US Army's new anti-drone gun blasts UAVs from a kilometer away
Engineers at Picatinny Arsenal in New Jersey successfully concluded a demonstration of its new anti-UAV platform recently by, you guessed it, blowing a pair of airborne drones clean out of the sky from a kilometer away. However, unlike other anti-drone weapons like the Phalanx or C-RAM systems which throw walls of hot, explosive lead at incoming threats; or the laser-based HEL-MD, this new weapon takes a more old-school approach: lots of big friggin' bullets.
The as-of-yet unnamed weapon was developed as part of the Army's Enhanced Area Protection and Survivability (EAPS) Technology Objective at the U.S. Army Research, Development and Engineering Center. As such, it's been temporarily dubbed the EAPS ARDEC gun. It employs a pair of 50mm Bushmaster cannons mounted atop a Heavy Expanded Mobility Tactical Truck (HEMTT). These batteries fire 10-round bursts of unpowered steel projectiles wrapped in a tantalum-tungsten alloy liner that shred inbound UAVs, mortars and rockets.
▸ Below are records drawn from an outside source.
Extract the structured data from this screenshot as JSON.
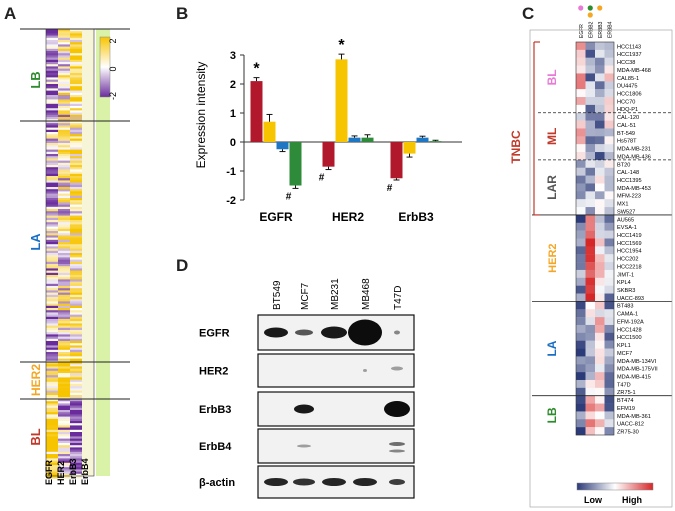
{
  "panels": {
    "a": {
      "letter": "A",
      "columns": [
        "EGFR",
        "HER2",
        "ErbB3",
        "ErbB4"
      ],
      "groups": [
        {
          "name": "LB",
          "color": "#2e8b2e"
        },
        {
          "name": "LA",
          "color": "#1a6fc4"
        },
        {
          "name": "HER2",
          "color": "#f5a623"
        },
        {
          "name": "BL",
          "color": "#c0392b"
        }
      ],
      "colorbar": {
        "max": "2",
        "mid": "0",
        "min": "-2",
        "colors": [
          "#f7c400",
          "#ffffff",
          "#6a2c9c"
        ]
      }
    },
    "b": {
      "letter": "B"
    },
    "c": {
      "letter": "C",
      "columns": [
        "EGFR",
        "ERBB2",
        "ERBB3",
        "ERBB4"
      ],
      "tnbc": "TNBC",
      "groups": [
        {
          "name": "BL",
          "color": "#e97ad6",
          "cells": [
            "HCC1143",
            "HCC1937",
            "HCC38",
            "MDA-MB-468",
            "CAL85-1",
            "DU4475",
            "HCC1806",
            "HCC70",
            "HDQ-P1"
          ]
        },
        {
          "name": "ML",
          "color": "#c0392b",
          "cells": [
            "CAL-120",
            "CAL-51",
            "BT-549",
            "Hs578T",
            "MDA-MB-231",
            "MDA-MB-436"
          ]
        },
        {
          "name": "LAR",
          "color": "#555555",
          "cells": [
            "BT20",
            "CAL-148",
            "HCC1395",
            "MDA-MB-453",
            "MFM-223",
            "MX1",
            "SW527"
          ]
        },
        {
          "name": "HER2",
          "color": "#f5a623",
          "cells": [
            "AU565",
            "EVSA-1",
            "HCC1419",
            "HCC1569",
            "HCC1954",
            "HCC202",
            "HCC2218",
            "JIMT-1",
            "KPL4",
            "SKBR3",
            "UACC-893"
          ]
        },
        {
          "name": "LA",
          "color": "#1a6fc4",
          "cells": [
            "BT483",
            "CAMA-1",
            "EFM-192A",
            "HCC1428",
            "HCC1500",
            "KPL1",
            "MCF7",
            "MDA-MB-134VI",
            "MDA-MB-175VII",
            "MDA-MB-415",
            "T47D",
            "ZR75-1"
          ]
        },
        {
          "name": "LB",
          "color": "#2e8b2e",
          "cells": [
            "BT474",
            "EFM19",
            "MDA-MB-361",
            "UACC-812",
            "ZR75-30"
          ]
        }
      ],
      "legend": {
        "low": "Low",
        "high": "High",
        "colors": [
          "#2b3a78",
          "#ffffff",
          "#d62728"
        ]
      }
    },
    "d": {
      "letter": "D",
      "lanes": [
        "BT549",
        "MCF7",
        "MB231",
        "MB468",
        "T47D"
      ],
      "rows": [
        "EGFR",
        "HER2",
        "ErbB3",
        "ErbB4",
        "β-actin"
      ]
    }
  },
  "chart_data": {
    "type": "bar",
    "categories": [
      "EGFR",
      "HER2",
      "ErbB3"
    ],
    "ylabel": "Expression intensity",
    "ylim": [
      -2,
      3
    ],
    "yticks": [
      "-2",
      "-1",
      "0",
      "1",
      "2",
      "3"
    ],
    "series": [
      {
        "color": "#b2182b",
        "values": [
          2.1,
          -0.85,
          -1.25
        ],
        "errors": [
          0.12,
          0.1,
          0.06
        ],
        "marks": [
          "*",
          "#",
          "#"
        ]
      },
      {
        "color": "#f7c400",
        "values": [
          0.7,
          2.85,
          -0.4
        ],
        "errors": [
          0.25,
          0.18,
          0.12
        ],
        "marks": [
          "",
          "*",
          ""
        ]
      },
      {
        "color": "#1f77c4",
        "values": [
          -0.25,
          0.15,
          0.15
        ],
        "errors": [
          0.08,
          0.06,
          0.05
        ],
        "marks": [
          "",
          "",
          ""
        ]
      },
      {
        "color": "#2e8b3a",
        "values": [
          -1.5,
          0.15,
          0.03
        ],
        "errors": [
          0.1,
          0.1,
          0.03
        ],
        "marks": [
          "#",
          "",
          ""
        ]
      }
    ]
  }
}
Each projectile can be passively steered while in flight using a radar command signal to ensure that it hits. "In order to minimize the electronics on board the interceptor and to make it cheaper, all the 'smarts' are basically done on the ground station," EAPS project officer Manfredi Luciano said in a statement. "The computations are done on the ground, and the radio frequency sends the information up to the round."
The final demonstration occurred on August 19 at the Yuma Proving Ground in Arizona. During the demo, the system shot down two Griffon Outlaw drones. The gun is still in its prototyping stage though ARDEC is looking into adapting the technology into future weapons systems.